Ele acrescentou que valores descontados após a intervenção na instituição estão sendo retidos para garantir a devolução aos beneficiários. “Nenhum dinheiro descontado está sendo repassado ao liquidante, justamente para garantir a devolução aos aposentados e pensionistas”, disse.
Participação na CPMI
O presidente do INSS também avaliou como positiva sua participação na CPMI que investiga fraudes no sistema previdenciário. Segundo ele, a presença no colegiado foi importante para esclarecer as ações adotadas pelo órgão.
“Foi uma oportunidade de explicar todas as medidas que estamos tomando para enfrentar as fraudes e proteger os aposentados.”
Mobilização Nacional
A visita do presidente do INSS à capital goiana ocorreu durante um mutirão nacional de atendimento. De acordo com ele, cerca de 13 mil pessoas foram agendadas em todo o país, com prioridade para mulheres em Goiânia. “Estamos dando prioridade para atender as mulheres em comemoração ao seu dia, garantindo um tratamento digno e adequado”, disse.
Durante a entrevista, Waller Júnior também comentou os desafios de gestão do órgão e as medidas adotadas para reduzir filas de atendimento. Ele destacou que o INSS passou a adotar um sistema de nacionalização da fila, permitindo que servidores de regiões com menor demanda ajudem a analisar processos de áreas mais sobrecarregadas.
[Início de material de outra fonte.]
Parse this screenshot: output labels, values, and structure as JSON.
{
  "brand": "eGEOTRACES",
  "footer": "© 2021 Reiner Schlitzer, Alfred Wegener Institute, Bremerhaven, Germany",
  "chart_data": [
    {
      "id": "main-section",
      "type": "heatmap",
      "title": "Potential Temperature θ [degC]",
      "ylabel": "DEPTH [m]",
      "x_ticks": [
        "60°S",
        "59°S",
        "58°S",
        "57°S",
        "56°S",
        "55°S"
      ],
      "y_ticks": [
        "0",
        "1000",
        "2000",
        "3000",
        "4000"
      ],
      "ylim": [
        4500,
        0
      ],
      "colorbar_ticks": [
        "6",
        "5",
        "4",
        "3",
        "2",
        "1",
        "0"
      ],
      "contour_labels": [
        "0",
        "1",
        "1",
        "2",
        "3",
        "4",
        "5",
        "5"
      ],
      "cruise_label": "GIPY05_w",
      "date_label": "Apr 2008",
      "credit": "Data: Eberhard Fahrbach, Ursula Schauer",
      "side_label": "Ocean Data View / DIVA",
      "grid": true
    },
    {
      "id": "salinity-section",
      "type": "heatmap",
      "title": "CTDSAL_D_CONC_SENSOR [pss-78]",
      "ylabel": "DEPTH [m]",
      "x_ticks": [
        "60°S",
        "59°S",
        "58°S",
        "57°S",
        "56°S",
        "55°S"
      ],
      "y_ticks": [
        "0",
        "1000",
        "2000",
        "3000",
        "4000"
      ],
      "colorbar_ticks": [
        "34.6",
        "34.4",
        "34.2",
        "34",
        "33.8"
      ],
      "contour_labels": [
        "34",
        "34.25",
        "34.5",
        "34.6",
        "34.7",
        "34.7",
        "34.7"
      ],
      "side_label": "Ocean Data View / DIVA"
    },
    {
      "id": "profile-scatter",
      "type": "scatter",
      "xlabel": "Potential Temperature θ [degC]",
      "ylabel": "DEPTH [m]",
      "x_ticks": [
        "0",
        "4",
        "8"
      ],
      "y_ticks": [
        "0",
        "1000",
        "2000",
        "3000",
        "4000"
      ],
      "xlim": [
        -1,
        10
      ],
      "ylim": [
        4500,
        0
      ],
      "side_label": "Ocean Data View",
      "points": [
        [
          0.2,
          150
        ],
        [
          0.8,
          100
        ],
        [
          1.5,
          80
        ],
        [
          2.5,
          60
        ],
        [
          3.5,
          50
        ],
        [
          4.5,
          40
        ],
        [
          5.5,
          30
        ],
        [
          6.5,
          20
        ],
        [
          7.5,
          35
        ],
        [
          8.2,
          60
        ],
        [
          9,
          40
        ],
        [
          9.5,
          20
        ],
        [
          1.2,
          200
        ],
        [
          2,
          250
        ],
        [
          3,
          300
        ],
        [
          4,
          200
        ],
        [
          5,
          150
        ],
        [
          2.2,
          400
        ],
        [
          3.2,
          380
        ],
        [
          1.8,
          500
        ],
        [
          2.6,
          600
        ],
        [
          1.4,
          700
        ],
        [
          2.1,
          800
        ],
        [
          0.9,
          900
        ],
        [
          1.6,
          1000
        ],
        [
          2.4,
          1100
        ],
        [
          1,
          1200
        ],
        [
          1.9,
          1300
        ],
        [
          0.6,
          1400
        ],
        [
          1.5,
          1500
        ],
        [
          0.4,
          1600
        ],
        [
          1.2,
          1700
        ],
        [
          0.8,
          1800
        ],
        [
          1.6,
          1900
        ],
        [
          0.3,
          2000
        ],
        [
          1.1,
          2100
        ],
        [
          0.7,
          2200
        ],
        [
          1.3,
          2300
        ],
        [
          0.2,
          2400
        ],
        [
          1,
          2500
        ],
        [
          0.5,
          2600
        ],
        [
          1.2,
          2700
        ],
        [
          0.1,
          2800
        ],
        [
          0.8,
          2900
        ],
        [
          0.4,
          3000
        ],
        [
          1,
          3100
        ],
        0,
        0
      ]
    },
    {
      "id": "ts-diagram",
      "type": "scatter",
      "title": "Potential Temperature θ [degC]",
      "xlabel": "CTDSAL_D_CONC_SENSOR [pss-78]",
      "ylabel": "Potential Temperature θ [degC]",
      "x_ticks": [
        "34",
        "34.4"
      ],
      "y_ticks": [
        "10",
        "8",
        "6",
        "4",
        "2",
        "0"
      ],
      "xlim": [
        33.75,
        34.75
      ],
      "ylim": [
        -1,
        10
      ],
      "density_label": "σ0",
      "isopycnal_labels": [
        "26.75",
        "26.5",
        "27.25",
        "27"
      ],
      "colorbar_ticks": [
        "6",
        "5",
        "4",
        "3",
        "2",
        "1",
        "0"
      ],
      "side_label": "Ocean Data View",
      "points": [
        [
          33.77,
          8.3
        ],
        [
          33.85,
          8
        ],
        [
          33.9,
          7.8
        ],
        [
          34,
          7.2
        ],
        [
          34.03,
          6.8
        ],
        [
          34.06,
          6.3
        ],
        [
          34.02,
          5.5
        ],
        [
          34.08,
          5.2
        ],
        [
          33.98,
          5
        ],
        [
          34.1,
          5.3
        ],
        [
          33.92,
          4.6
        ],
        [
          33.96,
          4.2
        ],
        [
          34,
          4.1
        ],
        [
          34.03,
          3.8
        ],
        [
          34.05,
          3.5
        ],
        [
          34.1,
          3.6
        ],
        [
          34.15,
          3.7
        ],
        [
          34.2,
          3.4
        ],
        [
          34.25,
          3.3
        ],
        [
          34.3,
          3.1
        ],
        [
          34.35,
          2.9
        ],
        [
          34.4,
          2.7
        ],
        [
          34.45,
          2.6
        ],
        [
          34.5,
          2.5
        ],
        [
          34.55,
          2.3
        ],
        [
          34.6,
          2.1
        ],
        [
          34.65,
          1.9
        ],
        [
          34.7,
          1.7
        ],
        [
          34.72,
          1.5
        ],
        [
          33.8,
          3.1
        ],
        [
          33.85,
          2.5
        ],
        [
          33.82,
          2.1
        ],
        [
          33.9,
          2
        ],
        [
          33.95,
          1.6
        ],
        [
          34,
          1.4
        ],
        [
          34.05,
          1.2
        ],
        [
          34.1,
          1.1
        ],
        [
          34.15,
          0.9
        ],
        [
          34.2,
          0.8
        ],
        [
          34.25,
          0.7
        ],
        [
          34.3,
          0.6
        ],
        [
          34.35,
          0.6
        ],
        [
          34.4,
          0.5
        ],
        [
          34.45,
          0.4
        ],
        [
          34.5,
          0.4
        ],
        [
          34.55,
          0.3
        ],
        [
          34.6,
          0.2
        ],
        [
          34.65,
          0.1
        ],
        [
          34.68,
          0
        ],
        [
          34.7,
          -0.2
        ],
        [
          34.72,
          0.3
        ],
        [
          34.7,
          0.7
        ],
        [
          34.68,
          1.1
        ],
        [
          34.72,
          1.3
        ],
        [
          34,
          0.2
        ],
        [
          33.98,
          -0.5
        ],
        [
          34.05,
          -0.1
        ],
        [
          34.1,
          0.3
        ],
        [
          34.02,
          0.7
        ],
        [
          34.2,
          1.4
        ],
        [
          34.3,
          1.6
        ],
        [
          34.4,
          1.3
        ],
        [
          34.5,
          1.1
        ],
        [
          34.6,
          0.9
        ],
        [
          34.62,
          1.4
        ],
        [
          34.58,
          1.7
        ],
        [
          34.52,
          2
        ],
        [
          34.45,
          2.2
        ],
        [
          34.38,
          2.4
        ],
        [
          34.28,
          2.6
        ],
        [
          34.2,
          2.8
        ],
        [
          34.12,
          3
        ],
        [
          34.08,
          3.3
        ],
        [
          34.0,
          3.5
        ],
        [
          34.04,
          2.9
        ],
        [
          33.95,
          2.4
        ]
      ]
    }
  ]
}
“Nossa grande fila é de benefício de prestação continuada e benefício por incapacidade, concentrada principalmente nas regiões Norte e Nordeste, onde temos menos servidores”, explicou. “Com a nacionalização da fila, servidores de São Paulo, da região Sul e Centro-Oeste conseguem ajudar a reduzir o tempo de análise nesses locais.”
Segundo o presidente, a medida começou a ser testada em janeiro e já apresentou resultados. “Já temos mais de 500 mil casos que conseguimos trazer para um tempo mais razoável de análise”.